Its lack of readily discernible melodies is not in and of itself grounds
for dismissal.
But
if melody does not implant itself in the ear, some other compositional (component(s)
may need to take its place—an alluring succession of harmonies, or a novel
polyrhythmic device—to bridge the chasm between performance and memory (I took
with issue with Hilda Paredes’s Ah Paaxo’ob of 2001, which closed the concert, for similar
reason). One doesn’t even
necessarily need to remember a single note of the composition, but rather the
response it elicited from within.
Ultimately, the hard reality is that it comes down to the decision of a
manifestly fickle, yet unerring judge—emotional resonance.
Fortunately,
György Ligeti’s Chamber Concerto (1969-1970)

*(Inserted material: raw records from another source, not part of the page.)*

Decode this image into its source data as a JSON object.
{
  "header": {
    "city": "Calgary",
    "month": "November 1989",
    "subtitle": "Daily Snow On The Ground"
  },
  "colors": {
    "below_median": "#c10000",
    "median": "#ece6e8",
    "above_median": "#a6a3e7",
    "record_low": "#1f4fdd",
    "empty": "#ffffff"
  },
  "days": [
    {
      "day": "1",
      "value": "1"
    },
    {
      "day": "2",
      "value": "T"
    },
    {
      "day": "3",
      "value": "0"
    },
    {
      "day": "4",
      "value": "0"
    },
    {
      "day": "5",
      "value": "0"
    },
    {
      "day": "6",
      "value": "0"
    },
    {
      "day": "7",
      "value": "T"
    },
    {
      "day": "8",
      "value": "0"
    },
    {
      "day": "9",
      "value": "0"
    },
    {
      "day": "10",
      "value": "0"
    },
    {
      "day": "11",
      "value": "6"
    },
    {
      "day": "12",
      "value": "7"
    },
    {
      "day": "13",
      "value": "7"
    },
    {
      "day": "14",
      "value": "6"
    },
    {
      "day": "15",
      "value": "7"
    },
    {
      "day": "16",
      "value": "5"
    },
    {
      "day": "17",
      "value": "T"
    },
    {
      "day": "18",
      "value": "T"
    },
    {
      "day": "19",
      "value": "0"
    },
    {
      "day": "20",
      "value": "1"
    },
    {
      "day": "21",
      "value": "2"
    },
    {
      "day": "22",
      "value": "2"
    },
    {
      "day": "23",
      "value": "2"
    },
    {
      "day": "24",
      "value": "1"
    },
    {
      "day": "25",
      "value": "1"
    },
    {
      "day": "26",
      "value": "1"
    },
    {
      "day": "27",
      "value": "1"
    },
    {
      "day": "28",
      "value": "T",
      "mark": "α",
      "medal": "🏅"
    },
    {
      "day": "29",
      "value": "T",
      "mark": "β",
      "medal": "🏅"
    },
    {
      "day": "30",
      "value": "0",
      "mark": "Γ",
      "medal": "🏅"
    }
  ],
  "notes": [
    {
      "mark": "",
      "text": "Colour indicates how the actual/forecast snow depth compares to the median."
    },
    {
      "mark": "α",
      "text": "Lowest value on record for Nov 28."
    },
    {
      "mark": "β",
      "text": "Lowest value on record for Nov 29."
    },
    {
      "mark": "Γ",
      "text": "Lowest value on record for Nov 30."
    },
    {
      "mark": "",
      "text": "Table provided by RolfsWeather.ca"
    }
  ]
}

exemplified the atonal aesthetic at its most vibrant and engaging—from the
bleary, circular phrases in the woodwinds to the crystalline dizziness of the
harpsichord, to the ominous trills in the violins. Each sonic occurrence seemed to impart some mystical coded
meaning. In the moment, Chamber
Concerto struck me as more focused,
less visceral yet more palpable, more ethereal yet less distant than the works
I had heard earlier in the evening.
Was
my response the effect of a placebo?
Does a piece by the venerated Ligeti immediately deserve more
respect? Perhaps vain pride would
have me answer, “Yes.” But, in the
interest of being as much of a new-music-hipster as possible, the answer could
just as easily be “No.” In the
end, I was drawn in by Ligeti’s use of technical proficiency through such
musically volatile means, to achieve such emotionally immediate ends.